Constructivism, Learning Environments: An Introduction

There are a range of views on what the term ‘constructivism’ means in the context of learning, but it can be said that most definitions would agree that it has these characteristics:

  • Learning is an active process of constructing rather than acquiring knowledge


  • Instruction is a process of supporting that active construction, rather than a process of communicating knowledge

(Duffy and Cunningham, 1996. p.171).

Bruner’s 1966 text Toward a Theory of Instruction described the key principles of constructivism (p.225):

Table 1 Principles of constructivism




Instruction must be concerned with the experiences and contexts that make the student willing and able to learn

Spiral organisation


The content must be structured so that it can be grasped by the learner.


Material must be presented in the most effective sequences.


“Going beyond the information given” – Instruction should be designed to facilitate extrapolation and or fill in the gaps

Extending from these basic constructivist principles as well as from the work of other key figures in the constructivist school, Driscoll (1994) outlines five conditions for learning (p.382-3). Very much like the multiple approaches and interpretations that exist in constructivism, a number of conditions must be met for the approach to be implemented. It is useful to elaborate briefly on these conditions, as they are relevant to the learning approach discussed in the rest of this part of the post.

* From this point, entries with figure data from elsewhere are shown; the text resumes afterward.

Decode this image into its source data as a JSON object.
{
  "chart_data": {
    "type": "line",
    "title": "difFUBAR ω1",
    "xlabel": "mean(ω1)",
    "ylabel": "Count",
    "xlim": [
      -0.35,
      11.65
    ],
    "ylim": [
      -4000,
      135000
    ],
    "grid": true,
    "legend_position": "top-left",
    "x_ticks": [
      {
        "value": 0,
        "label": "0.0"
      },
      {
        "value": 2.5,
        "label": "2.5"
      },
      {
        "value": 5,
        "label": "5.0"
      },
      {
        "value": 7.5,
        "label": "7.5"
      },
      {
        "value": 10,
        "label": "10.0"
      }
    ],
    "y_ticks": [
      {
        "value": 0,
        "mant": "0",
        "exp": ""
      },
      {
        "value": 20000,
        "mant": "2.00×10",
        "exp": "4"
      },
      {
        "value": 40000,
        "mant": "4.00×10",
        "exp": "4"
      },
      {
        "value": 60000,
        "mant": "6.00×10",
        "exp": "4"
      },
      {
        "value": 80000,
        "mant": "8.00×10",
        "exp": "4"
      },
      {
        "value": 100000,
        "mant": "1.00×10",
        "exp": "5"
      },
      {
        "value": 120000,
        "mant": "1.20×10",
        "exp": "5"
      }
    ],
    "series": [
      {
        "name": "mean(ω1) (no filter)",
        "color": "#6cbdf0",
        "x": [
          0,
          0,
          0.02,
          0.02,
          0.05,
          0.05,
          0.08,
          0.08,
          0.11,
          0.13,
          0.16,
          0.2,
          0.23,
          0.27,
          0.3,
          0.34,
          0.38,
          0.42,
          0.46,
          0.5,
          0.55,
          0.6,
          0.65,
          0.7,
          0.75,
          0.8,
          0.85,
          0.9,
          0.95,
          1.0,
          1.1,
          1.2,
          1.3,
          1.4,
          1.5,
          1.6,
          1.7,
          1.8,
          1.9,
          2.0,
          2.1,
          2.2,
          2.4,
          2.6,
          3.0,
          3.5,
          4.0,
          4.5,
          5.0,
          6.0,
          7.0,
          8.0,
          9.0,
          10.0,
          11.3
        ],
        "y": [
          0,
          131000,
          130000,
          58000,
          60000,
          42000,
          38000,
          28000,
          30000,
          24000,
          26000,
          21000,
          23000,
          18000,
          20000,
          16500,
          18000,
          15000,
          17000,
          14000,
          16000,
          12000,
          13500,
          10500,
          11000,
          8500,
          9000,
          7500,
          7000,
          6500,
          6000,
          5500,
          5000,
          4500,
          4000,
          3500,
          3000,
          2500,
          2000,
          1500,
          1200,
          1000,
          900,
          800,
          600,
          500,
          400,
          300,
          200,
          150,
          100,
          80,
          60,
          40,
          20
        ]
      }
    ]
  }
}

  1. Providing complex learning environments that incorporate authentic activity. Constructivists argue that learners should learn to solve the types of complex problem they will face in real life. Learning how to do this is difficult unless complex and authentic learning environments are available to the learners.
  2. Providing for social negotiation as an integral part of learning. Bruner (1986) explains that learning is a cultural interchange between group members. Collaboration creates an opportunity for learners to share their understandings with others and to have others do the same with them. This provides multiple perspectives to each learner, and this negotiation process between peers should lead to enhanced understanding.
  3. Support multiple perspectives and the use of multiple modes of representation. Because learning skills, behaviours and knowledge can be diverse and complex, constructivists believe that to achieve complete understanding the learner must examine the material from multiple perspectives. If they are not supported in this endeavour, the learner will achieve only a partial understanding of the material. Multiple modes of representation allow the learner to view the same content through different sensory modes.
  4. Nurture reflexivity. Duffy and Cunningham (1996) characterise reflexivity as “the ability of students to be aware of their own role in the knowledge construction process.” (p.172). It could also be described as the learner taking ownership of their own thinking and learning processes. Driscoll (1994) assets that reflexivity and by extension critical thinking are central attributes in the constructivist methodology, as it enables learners to understand how and why cognition creates meaning. This enables learners to attain goals such as reasoning, understanding multiple perspectives, and expressing and defending their own beliefs.
  5. The last condition Driscoll describes is to “emphasise student-centred instruction.” Bruner (1966) calls this “discovery learning”. By obtaining knowledge by themselves, learners select and transform information, construct knowledge, and make decisions in the context of a cognitive structure that provides meaning and organisation to experiences and allows the individual to “go beyond the information given”. Students are actively engaged in determining what and how they will study or gain understanding.

These principles and conditions position the constructivist approach to learning as an appropriate orientation for learning sans frontiers; using technologies like the Internet, websites and virtual learning environments, applying collaborative learning, problem-based learning and goal-based mechanisms, making Open Source Software and Course- and Content Management Systems accessible to learners, and using e-learning applications like online conferencing and collaboration tools could be the foundation for these multiple constructivist conditions for learning. (Duffy & Jonassen 1992, Driscoll 1994; Schank 1994)

These characteristics provide an appropriate framework for knowledge workers to learn (and for the learning intervention), given that their ongoing development is based in the context of already-established cognitive schemata (from the learners’ perspective), the knowledge and skills are applied to solve real-world problems, and their expertise (behaviours) are typically used in collaboration with their peers to enhance the performance of organisations.




Bruner, J. S. (1966) Toward a Theory of Instruction. Cambridge, MA: Harvard University Press.

Bruner, J. S. (1986). Actual minds, possible worlds. Cambridge, Mass: Harvard University Press.

Driscoll, M. P. (1994). Psychology of learning for instruction. Boston, MA. Allyn & Bacon.

Duffy, T. M. & Cunningham, D. J. (1996) Constructivism: Implications for the design and delivery of instruction. IN: Jonassen D. H. (Ed) Handbook of Research for Educational Communications and Technology (pp.170- 198). New York: Simon & Shuster Macmillan.

Jonassen, D. H., (1994). Thinking Technology: Toward a constructivist design model. Educational Technology, 34(3), 34-37.

Schank, R. (1994) Active Learning Through Multimedia, IEEE Multimedia, 1(1), pp.69-78.